One of the most common difficulties people of all backgrounds and professions come across in their careers is how to manage their calendars. Finding time for all our competing demands and priorities, as well as time to relax, take vacation or time off for major chagim, and allow for the inevitable disruptions and surprises that come up over the course of a calendar year, is no easy task for the Jew in the modern workforce.
Fascinatingly, the very first comment Rashi makes in his glosses to the Torah identifies a verse in this week’s parshah, regarding the establishment of the lunar calendar and its starting point from the month of Nisan, as a potential alternative starting point for the entire corpus of biblical literature. Although Rashi clarifies that the Torah instead begins with Bereishit to solidify the descendants of Avraham, Yitzchak, and Yaakov as the rightful inhabitants of the Land of Israel, it is still fascinating that Rashi entertains the real possibility that the Torah could have begun right in the middle of parshat Bo. What does that say about this week’s sidra, and what is the significance of the lunar calendar that allows it to warrant such a possibility?
Although there are more than a few answers given by commentators ancient and modern, one of the most notable was offered by Ibn Ezra, who posits that until this commandment, the Israelites simply used the solar calendar that had been employed by their Egyptian hosts. Hence, this commandment effectively gave Bnei Yisrael temporal autonomy from their captors, making this commandment – the first that G-d commanded Moshe (see Ramban’s comments to Shemot 12:2) – a crucial stage in liberating the nation from slavery. In other words, by establishing the lunar calendar, which is demarcated in months, as opposed to the solar calendar, which is demarcated in years, as the official calendar of the Jewish people, the Jewish people saw their first real expression of freedom by measuring time differently than they had in the past and differently from the other nations of the world, especially the Egyptians.
Returning to our original question, although the stories that compose Sefer Bereishit were, in fact, indispensable to Jewish tradition to the point that they begin the narratives and laws that comprise Tanach, it is not an accident that our parshah is identified as a potential alternative. Although it is easy to simplify this “debate” as a matter of whether the Torah delegates greater importance to its narrative or legal sections, it is important not to downplay the newfound significance that time played and continues to play in the Jewish consciousness, as it was the first step in the Jewish people’s march to freedom.

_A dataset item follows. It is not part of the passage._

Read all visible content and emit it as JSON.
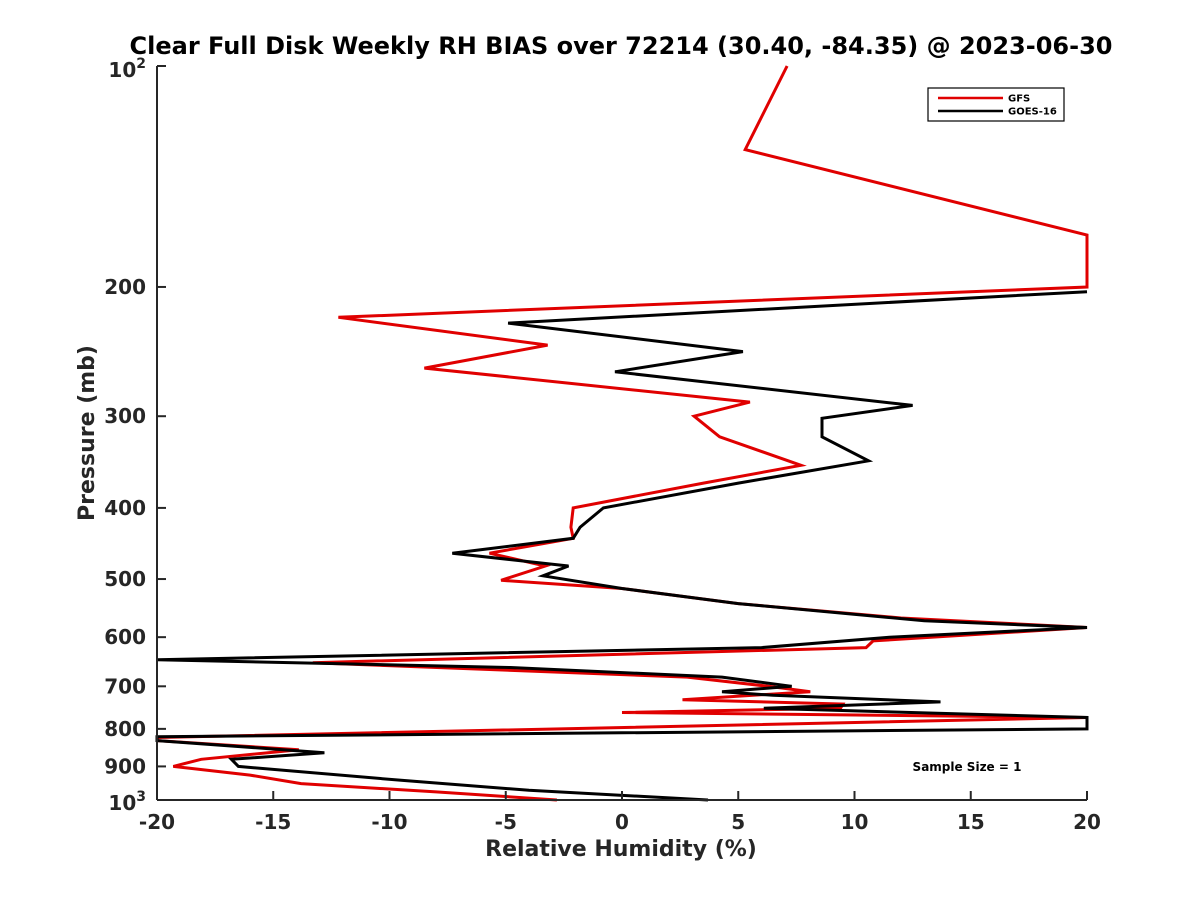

Perhaps you recently hung a new yearly planner to your fridge and it’s already filling up. Maybe you agonized over which calendar app to download, or made a resolution to better manage your time and already feel overwhelmed by everything you want to accomplish in 2022. Or you simply find yourself losing control of your time as work, family, and other obligations seem to deny you the feeling of accomplishment each week. Know that you are not alone. And keep in mind that the calendar was the first expression of the Jewish people’s freedom. Moreover, even in contemporary halacha, the knowledge and ability to keep track of time remains a hallmark of freedom, and dissociation with time is characteristic of slavery (see the Mishnah in Berachot 3:3). Thus, one of the surprising takeaways from Rashi’s comments at the beginning of the Torah is that no matter how much time seems like a constraint, especially in our modern lives and workplaces, it is important to take a step back to appreciate our ability to track and measure time, one of the prime examples and expressions of freedom in the Torah.